Так они и стояли под елью и не заметили, как перестал дождь. Только когда солнечный луч пробился сквозь зеленую хвою, Татьянка схватила Емельяна за руку, весело крикнула:

— Бежим скорей!

В Посаде они столкнулись с Русаковым. Увидев рядом Емельяна и Орешину, он спросил:

— Под дождь попали? Ишь как дымит на Татьянке блузка, не просохла еще. А пережидали непогоду под елью?

Татьянка смело выдержала добродушно-насмешливый взгляд Русакова.

— А вы откуда знаете?

— Кому не приходилось. Ель-то вековуха. Она еще при дедах росла. — И предложил Татьянке: — Может, подвезти куда-нибудь?

— Нет, я в Посаде еще задержусь. А вот Емельяну наверняка по пути.

— Тогда поехали. — И Русаков распахнул перед Емельяном дверцу своего вездехода.

— Так, значит, не дожидаясь решения правления, приступил к исполнению обязанностей фуражира?

— Время такое, Иван Трофимович. Каждый день дорог, каждый час еще дороже. И так из-за высокой воды задержка вышла…

— Наверстаем! Тракторные косилки на круглосуточную работу заведем… В этом году это нам под силу. Вон сколько молодых трактористов прибавилось…

— Погодка может подвести…

— А мы целую баржу жердей в леспромхозе закупили. Днями будет здесь… Сделаем из жердей вешала — никакой дождь не страшен…

— А где сгружать будем?

— В Больших Пустошах.

— А стоит ли, Иван Трофимович? Лучше на берегу вдоль всей поймы… А надо будет куда перебросить — на телегу и тихонечко перевезем.

— От солнца к дождичку?

— Вот именно.

— Пожалуй, ты прав…

Они объехали поемные покосы, и на обратном пути по дороге к Большим Пустошам Русаков свернул на лесную делянку. Зимой тут заготавливали лес, и теперь сосновые хлысты лежали, сложенные в штабеля, поблескивая на солнце своими янтарными комлями. Русаков обошел делянку, чего-то молча подсчитал, потом спросил Емельяна:

— Ты какой дом будешь ставить? Наверное, пятистенный?
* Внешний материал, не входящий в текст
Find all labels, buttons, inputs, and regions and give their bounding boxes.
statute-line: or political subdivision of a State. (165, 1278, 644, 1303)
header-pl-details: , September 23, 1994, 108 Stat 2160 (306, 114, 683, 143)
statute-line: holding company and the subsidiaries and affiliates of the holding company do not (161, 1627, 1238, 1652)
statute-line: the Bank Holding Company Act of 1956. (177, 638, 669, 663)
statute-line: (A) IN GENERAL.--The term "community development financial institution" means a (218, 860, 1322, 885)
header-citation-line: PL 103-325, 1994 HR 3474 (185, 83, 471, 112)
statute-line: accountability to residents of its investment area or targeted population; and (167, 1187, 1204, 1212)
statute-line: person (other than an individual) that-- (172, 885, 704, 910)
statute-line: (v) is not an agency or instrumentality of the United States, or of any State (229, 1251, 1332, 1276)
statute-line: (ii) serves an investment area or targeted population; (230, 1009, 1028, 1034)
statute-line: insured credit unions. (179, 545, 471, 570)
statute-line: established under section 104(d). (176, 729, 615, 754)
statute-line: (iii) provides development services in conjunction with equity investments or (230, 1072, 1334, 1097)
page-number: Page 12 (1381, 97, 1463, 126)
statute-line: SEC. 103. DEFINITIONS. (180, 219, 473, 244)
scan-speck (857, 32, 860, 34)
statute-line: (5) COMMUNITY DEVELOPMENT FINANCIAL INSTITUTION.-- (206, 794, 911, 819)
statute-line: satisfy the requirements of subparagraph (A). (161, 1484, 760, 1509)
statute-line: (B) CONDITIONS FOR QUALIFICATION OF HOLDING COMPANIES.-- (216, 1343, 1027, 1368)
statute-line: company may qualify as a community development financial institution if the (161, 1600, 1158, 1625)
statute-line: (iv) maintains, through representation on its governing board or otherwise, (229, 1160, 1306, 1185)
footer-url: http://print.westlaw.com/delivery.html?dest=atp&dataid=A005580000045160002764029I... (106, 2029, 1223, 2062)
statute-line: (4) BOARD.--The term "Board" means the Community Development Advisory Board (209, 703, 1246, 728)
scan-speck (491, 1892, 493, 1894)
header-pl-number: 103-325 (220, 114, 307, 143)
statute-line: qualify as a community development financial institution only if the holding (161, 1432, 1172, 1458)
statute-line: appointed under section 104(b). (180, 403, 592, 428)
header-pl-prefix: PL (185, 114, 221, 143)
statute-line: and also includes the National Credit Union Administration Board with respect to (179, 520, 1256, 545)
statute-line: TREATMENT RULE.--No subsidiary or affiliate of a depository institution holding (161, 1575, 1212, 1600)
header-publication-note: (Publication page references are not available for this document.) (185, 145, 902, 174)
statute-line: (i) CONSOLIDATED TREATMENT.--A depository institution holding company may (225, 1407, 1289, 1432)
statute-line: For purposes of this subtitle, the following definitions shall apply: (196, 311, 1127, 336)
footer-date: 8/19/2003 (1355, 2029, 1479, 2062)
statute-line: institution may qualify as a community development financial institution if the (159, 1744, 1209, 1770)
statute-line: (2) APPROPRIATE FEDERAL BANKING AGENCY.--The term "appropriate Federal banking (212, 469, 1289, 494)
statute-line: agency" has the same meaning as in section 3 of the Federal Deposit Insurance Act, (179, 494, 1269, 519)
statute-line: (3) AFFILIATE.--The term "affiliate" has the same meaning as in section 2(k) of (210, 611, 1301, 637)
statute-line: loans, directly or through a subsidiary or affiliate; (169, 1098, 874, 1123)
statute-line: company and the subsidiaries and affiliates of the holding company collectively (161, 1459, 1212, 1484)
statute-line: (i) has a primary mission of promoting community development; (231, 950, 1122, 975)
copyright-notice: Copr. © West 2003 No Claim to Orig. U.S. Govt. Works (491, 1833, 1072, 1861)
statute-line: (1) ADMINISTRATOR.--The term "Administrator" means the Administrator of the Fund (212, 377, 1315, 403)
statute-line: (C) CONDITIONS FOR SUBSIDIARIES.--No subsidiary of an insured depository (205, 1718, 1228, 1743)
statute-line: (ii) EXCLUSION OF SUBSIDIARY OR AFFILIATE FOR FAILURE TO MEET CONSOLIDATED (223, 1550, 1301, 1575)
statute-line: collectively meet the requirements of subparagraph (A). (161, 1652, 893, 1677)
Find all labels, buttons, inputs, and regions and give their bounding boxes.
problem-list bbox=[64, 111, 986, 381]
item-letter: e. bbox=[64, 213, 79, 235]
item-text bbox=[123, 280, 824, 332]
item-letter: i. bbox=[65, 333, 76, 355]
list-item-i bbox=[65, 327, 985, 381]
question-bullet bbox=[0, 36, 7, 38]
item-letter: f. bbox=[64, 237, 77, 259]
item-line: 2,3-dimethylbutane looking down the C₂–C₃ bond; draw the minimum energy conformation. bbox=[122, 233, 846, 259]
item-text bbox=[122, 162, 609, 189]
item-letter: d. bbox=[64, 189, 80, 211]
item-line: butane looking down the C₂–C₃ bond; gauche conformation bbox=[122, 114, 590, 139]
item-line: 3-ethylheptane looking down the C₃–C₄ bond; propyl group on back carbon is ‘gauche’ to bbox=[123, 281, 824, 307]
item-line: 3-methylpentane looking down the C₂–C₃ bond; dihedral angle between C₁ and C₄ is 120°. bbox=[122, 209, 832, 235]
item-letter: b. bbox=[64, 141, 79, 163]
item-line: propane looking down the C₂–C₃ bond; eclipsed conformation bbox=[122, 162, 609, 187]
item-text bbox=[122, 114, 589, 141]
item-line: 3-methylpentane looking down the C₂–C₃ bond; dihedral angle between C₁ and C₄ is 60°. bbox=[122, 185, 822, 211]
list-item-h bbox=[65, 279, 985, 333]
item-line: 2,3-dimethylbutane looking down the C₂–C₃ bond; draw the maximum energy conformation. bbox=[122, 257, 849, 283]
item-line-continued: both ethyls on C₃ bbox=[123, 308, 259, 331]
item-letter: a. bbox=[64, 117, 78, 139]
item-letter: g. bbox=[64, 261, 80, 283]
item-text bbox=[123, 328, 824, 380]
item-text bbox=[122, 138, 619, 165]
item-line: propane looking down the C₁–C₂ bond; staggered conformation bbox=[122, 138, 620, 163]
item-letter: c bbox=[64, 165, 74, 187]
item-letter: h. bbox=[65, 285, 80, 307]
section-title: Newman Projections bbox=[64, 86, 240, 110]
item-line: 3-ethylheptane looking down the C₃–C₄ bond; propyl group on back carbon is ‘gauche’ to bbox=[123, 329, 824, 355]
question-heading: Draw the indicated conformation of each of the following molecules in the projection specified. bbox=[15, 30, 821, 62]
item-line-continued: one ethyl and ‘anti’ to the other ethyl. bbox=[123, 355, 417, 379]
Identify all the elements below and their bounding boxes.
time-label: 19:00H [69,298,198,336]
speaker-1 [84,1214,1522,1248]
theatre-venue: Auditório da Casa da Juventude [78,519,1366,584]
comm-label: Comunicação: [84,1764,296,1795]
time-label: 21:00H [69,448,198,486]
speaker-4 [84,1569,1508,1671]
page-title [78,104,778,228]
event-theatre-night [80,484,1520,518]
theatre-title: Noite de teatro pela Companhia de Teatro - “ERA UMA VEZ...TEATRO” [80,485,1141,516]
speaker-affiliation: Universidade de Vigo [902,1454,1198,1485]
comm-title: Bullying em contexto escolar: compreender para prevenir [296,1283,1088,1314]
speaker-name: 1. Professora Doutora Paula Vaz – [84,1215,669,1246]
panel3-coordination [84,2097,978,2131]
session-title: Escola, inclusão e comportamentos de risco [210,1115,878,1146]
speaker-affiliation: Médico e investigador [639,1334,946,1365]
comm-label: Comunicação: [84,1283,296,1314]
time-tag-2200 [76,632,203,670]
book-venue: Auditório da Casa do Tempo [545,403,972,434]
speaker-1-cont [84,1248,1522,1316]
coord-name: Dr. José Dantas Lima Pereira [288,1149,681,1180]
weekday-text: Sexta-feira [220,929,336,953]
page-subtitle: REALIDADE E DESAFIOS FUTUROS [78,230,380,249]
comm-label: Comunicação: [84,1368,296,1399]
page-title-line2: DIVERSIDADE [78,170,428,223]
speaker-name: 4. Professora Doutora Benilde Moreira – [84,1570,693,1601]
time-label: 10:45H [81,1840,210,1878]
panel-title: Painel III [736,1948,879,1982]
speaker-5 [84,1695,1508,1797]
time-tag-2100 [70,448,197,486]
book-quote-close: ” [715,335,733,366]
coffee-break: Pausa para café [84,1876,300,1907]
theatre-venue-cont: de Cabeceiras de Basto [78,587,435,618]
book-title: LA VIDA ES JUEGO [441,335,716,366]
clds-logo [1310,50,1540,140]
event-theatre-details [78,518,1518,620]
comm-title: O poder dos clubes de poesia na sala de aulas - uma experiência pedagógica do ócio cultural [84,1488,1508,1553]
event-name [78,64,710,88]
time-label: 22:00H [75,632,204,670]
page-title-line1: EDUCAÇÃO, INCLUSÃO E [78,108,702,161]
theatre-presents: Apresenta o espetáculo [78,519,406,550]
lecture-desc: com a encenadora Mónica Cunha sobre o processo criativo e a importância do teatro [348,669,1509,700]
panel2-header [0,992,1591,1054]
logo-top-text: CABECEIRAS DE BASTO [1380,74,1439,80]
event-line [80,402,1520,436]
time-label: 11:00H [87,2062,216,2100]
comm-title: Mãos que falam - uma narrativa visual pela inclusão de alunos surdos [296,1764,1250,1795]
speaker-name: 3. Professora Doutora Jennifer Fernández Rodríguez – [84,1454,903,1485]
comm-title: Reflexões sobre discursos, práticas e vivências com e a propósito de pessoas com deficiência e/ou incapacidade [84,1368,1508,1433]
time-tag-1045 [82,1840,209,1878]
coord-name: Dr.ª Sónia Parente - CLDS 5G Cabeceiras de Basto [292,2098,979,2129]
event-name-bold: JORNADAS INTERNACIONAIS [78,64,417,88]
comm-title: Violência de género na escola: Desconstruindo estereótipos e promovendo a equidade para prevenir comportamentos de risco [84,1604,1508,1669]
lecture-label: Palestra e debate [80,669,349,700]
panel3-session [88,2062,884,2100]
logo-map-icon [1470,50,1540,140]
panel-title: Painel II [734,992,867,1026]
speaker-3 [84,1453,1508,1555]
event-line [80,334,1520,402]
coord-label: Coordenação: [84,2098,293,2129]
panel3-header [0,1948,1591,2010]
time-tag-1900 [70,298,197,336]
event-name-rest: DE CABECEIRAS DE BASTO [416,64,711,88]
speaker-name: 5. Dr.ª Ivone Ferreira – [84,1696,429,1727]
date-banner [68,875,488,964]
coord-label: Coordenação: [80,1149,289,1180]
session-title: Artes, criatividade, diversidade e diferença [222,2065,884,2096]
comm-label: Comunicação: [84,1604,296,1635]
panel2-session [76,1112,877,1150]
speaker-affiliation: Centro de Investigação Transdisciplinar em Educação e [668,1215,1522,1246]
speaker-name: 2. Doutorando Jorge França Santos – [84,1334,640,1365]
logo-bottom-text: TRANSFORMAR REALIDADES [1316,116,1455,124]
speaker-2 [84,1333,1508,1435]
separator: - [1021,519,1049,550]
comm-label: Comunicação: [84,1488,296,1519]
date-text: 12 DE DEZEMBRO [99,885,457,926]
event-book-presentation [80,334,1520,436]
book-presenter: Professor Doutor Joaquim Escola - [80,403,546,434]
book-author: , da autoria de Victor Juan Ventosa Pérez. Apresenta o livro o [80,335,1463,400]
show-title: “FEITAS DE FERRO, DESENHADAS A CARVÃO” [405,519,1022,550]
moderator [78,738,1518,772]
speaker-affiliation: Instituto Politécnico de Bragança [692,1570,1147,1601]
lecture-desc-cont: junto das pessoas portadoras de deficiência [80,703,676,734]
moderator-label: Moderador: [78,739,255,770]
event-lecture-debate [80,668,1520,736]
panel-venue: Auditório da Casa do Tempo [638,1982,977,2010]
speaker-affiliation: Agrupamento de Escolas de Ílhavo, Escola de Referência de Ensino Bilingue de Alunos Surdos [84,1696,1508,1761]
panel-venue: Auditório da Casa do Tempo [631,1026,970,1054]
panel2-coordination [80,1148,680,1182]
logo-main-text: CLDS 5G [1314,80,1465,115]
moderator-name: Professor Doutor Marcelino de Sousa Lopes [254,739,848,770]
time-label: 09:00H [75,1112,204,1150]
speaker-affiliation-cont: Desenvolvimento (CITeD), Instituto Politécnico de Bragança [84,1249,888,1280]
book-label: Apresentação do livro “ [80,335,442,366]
— Не знаю еще, Иван Трофимович.

— Ты не думал, так я за тебя подумал. И выходит, не сегодня завтра придешь просить лес. Правильно говорю?

— Ежели, Иван Трофимович, по-честному, — правильно.

— Ну вот, видишь… Советую — пятистенный, трехкомнатный. Тебе еще учиться, и жене будущей не миновать. Да нынче мало уже кто на одну горницу дом строит. Так что можешь подавать на лес заявление. От себя и от невесты тоже…

— Нет, я лучше от себя одного.

— А невеста?

— Она вроде как есть, и вроде как нет ее еще.

— Так не бывает, Емельян.

— Бывает, Иван Трофимович! Я за ней куда хочешь готов идти, а вот она — не знаю, согласна ли?

— Согласится! Будь спокоен. Присмотрел-то кого? — Таню Орешину, Иван Трофимович…

— Скажи пожалуйста, — удивился Русаков, хотя ничего неожиданного в признании Емельяна не было. Ему уже было известно, что кормовоз не раз заглядывал на молокоприемный пункт. — Высоко берешь.

— Так вышло… Это меня и смущает… Может, я ей не по крылу? Думает доктором быть…

— А ты агрономом-кормовиком — как раз пара!